1 Feb 2011

...performing with Lee Noyes at Dunedin Public Art Gallery, 28/1

























"Lee Noyes and Sally Ann McIntyre performed first. Sally had amassed a curious collection of items to toy with – and in a speculative facebook post early that day she mused over the outcomes of a meeting between “ a mini-FM transmitter, a bakelite valve radio, a homemade kitset theremin, six identical pocket size transistors, a 78rpm record from the 1940s featuring "master radio canaries" (a gift from John Demetrick), field recordings made in the grounds of seacliff lunatic asylum, and a small music box that plays edith piaf's l'accordeoniste...” . Noyes utilized his famous mini-sized kit, this time stripped back to absolute bare boner.
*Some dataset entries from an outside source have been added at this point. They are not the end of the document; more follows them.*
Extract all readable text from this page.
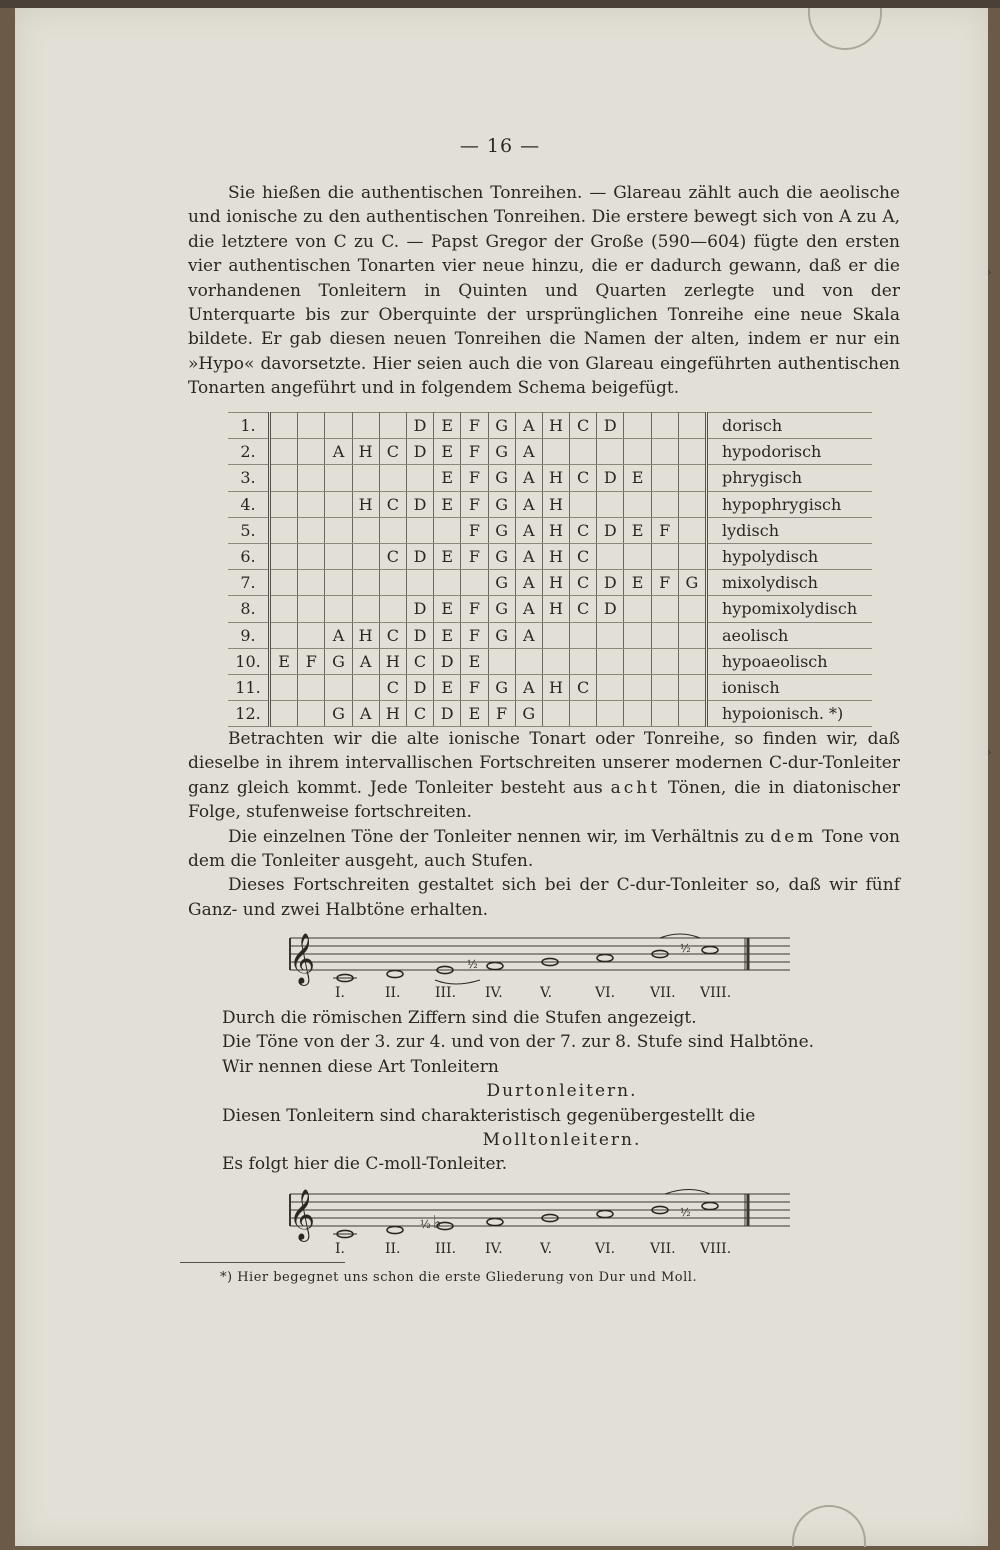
— 16 —

Sie hießen die authentischen Tonreihen. — Glareau zählt auch die aeolische und ionische zu den authentischen Tonreihen. Die erstere bewegt sich von A zu A, die letztere von C zu C. — Papst Gregor der Große (590—604) fügte den ersten vier authentischen Tonarten vier neue hinzu, die er dadurch gewann, daß er die vorhandenen Tonleitern in Quinten und Quarten zerlegte und von der Unterquarte bis zur Oberquinte der ursprünglichen Tonreihe eine neue Skala bildete. Er gab diesen neuen Tonreihen die Namen der alten, indem er nur ein »Hypo« davorsetzte. Hier seien auch die von Glareau eingeführten authentischen Tonarten angeführt und in folgendem Schema beigefügt.

1.						D	E	F	G	A	H	C	D				dorisch
2.			A	H	C	D	E	F	G	A							hypodorisch
3.							E	F	G	A	H	C	D	E			phrygisch
4.				H	C	D	E	F	G	A	H						hypophrygisch
5.								F	G	A	H	C	D	E	F		lydisch
6.					C	D	E	F	G	A	H	C					hypolydisch
7.									G	A	H	C	D	E	F	G	mixolydisch
8.						D	E	F	G	A	H	C	D				hypomixolydisch
9.			A	H	C	D	E	F	G	A							aeolisch
10.	E	F	G	A	H	C	D	E									hypoaeolisch
11.					C	D	E	F	G	A	H	C					ionisch
12.			G	A	H	C	D	E	F	G							hypoionisch. *)

Betrachten wir die alte ionische Tonart oder Tonreihe, so finden wir, daß dieselbe in ihrem intervallischen Fortschreiten unserer modernen C-dur-Tonleiter ganz gleich kommt. Jede Tonleiter besteht aus acht Tönen, die in diatonischer Folge, stufenweise fortschreiten.

Die einzelnen Töne der Tonleiter nennen wir, im Verhältnis zu dem Tone von dem die Tonleiter ausgeht, auch Stufen.

Dieses Fortschreiten gestaltet sich bei der C-dur-Tonleiter so, daß wir fünf Ganz- und zwei Halbtöne erhalten.

𝄞	½
½
I.	II. III. IV.	V.	VI. VII. VIII.

Durch die römischen Ziffern sind die Stufen angezeigt.

Die Töne von der 3. zur 4. und von der 7. zur 8. Stufe sind Halbtöne.

Wir nennen diese Art Tonleitern

Durtonleitern.

Diesen Tonleitern sind charakteristisch gegenübergestellt die

Molltonleitern.

Es folgt hier die C-moll-Tonleiter.

𝄞	♭
½
½
I.	II. III. IV.	V.	VI. VII. VIII.
*) Hier begegnet uns schon die erste Gliederung von Dur und Moll.
›
›
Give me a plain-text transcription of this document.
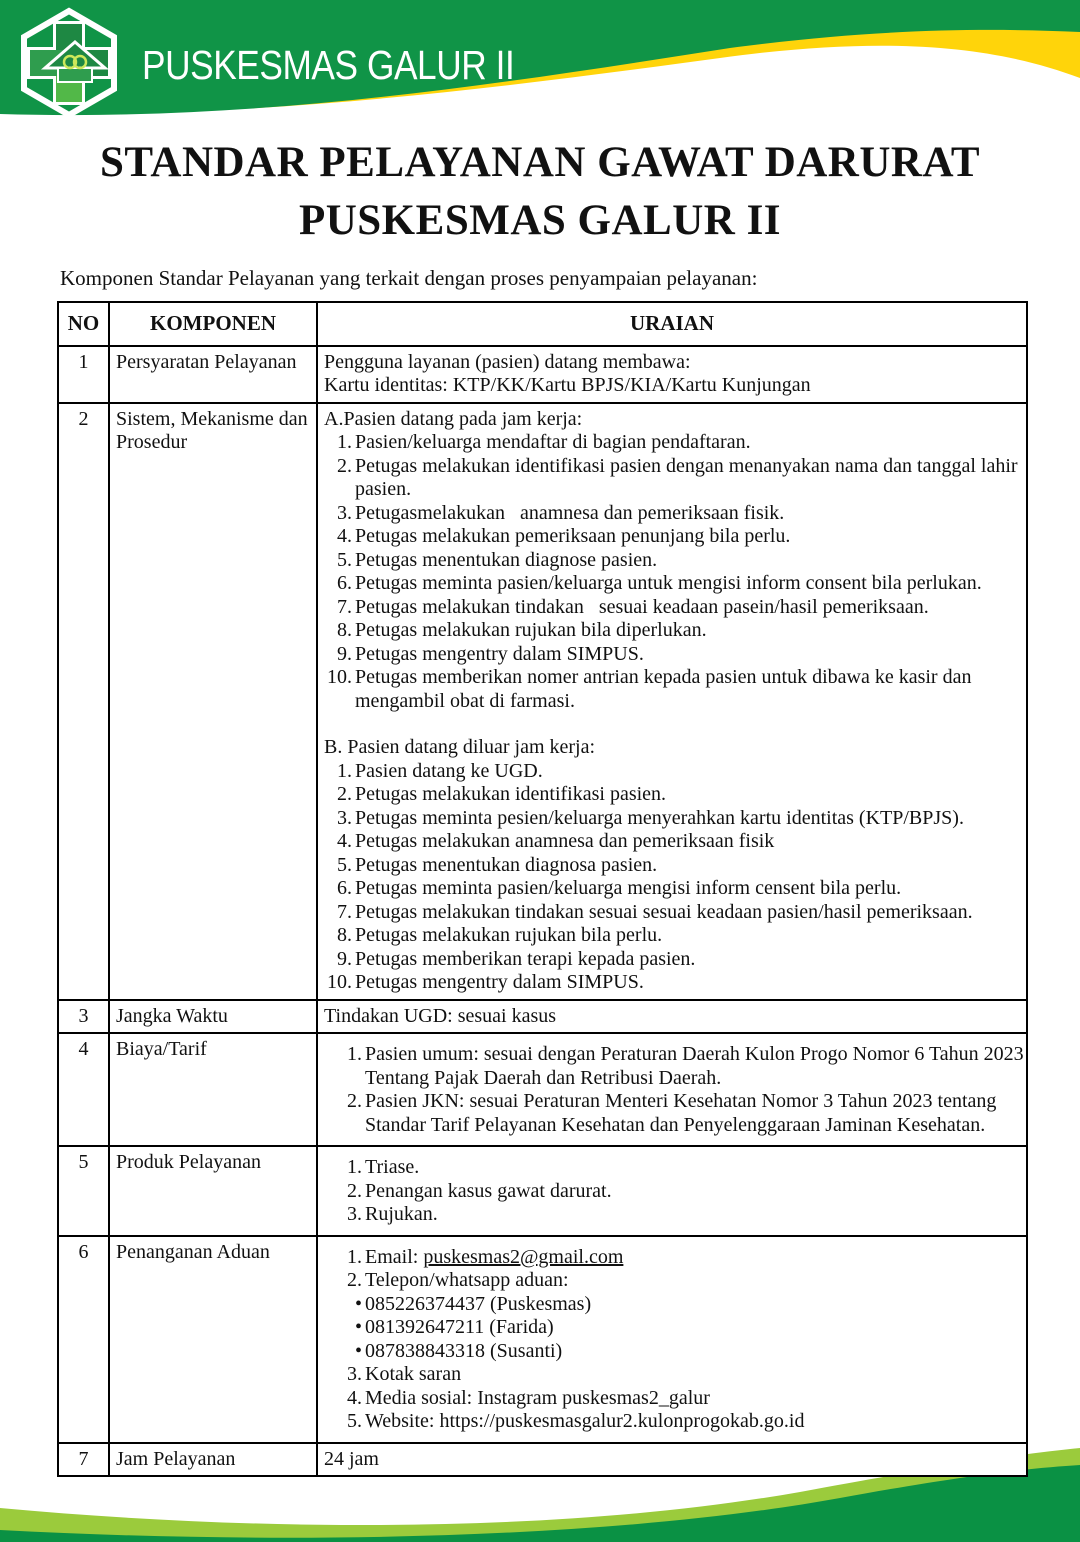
PUSKESMAS GALUR II
STANDAR PELAYANAN GAWAT DARURAT
PUSKESMAS GALUR II
Komponen Standar Pelayanan yang terkait dengan proses penyampaian pelayanan:
NO	KOMPONEN	URAIAN
1	Persyaratan Pelayanan	Pengguna layanan (pasien) datang membawa:
Kartu identitas: KTP/KK/Kartu BPJS/KIA/Kartu Kunjungan

2	Sistem, Mekanisme dan Prosedur	
A.Pasien datang pada jam kerja:
1. Pasien/keluarga mendaftar di bagian pendaftaran.
2. Petugas melakukan identifikasi pasien dengan menanyakan nama dan tanggal lahir pasien.
3. Petugasmelakukan   anamnesa dan pemeriksaan fisik.
4. Petugas melakukan pemeriksaan penunjang bila perlu.
5. Petugas menentukan diagnose pasien.
6. Petugas meminta pasien/keluarga untuk mengisi inform consent bila perlukan.
7. Petugas melakukan tindakan   sesuai keadaan pasein/hasil pemeriksaan.
8. Petugas melakukan rujukan bila diperlukan.
9. Petugas mengentry dalam SIMPUS.
10. Petugas memberikan nomer antrian kepada pasien untuk dibawa ke kasir dan mengambil obat di farmasi.
B. Pasien datang diluar jam kerja:
1. Pasien datang ke UGD.
2. Petugas melakukan identifikasi pasien.
3. Petugas meminta pesien/keluarga menyerahkan kartu identitas (KTP/BPJS).
4. Petugas melakukan anamnesa dan pemeriksaan fisik
5. Petugas menentukan diagnosa pasien.
6. Petugas meminta pasien/keluarga mengisi inform censent bila perlu.
7. Petugas melakukan tindakan sesuai sesuai keadaan pasien/hasil pemeriksaan.
8. Petugas melakukan rujukan bila perlu.
9. Petugas memberikan terapi kepada pasien.
10. Petugas mengentry dalam SIMPUS.

3	Jangka Waktu	Tindakan UGD: sesuai kasus

4	Biaya/Tarif	1. Pasien umum: sesuai dengan Peraturan Daerah Kulon Progo Nomor 6 Tahun 2023 Tentang Pajak Daerah dan Retribusi Daerah.
2. Pasien JKN: sesuai Peraturan Menteri Kesehatan Nomor 3 Tahun 2023 tentang Standar Tarif Pelayanan Kesehatan dan Penyelenggaraan Jaminan Kesehatan.

5	Produk Pelayanan	1. Triase.
2. Penangan kasus gawat darurat.
3. Rujukan.

6	Penanganan Aduan	1. Email: puskesmas2@gmail.com
2. Telepon/whatsapp aduan:
• 085226374437 (Puskesmas)
• 081392647211 (Farida)
• 087838843318 (Susanti)
3. Kotak saran
4. Media sosial: Instagram puskesmas2_galur
5. Website: https://puskesmasgalur2.kulonprogokab.go.id

7	Jam Pelayanan	24 jam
What occurred was simply gorgeous – the FM and valve radios effervesced and tittered, radio emits a sound so archetypal to those of us with a penchant for information and paranoia, grey sound – empty fuzz such a narcotic delight in my childhood... Noyes mirrored the chatter and crunch of radio by stretching drum-skins, scraping and sucking, blowing and shuttling, his kit transforms into an ululating backdrop for McIntyres radio-orchestration. Melody enters as McIntyre spins the haunting 78 and manipulates music box, the evocative multi-verse of source materials create a new world. There is a delerium to this performance. The birdsong and field-recordings created a sense of the baroque and the oriental, like a scene from an islamic garden of delights... birds and warm sweet breezes, beneath which rivers flow. And so I attended my first improvised performance of radio and drum. And I don't think any one else would have had the imagination and responsive sensitivity to make it work. Bravo Lee and Sally."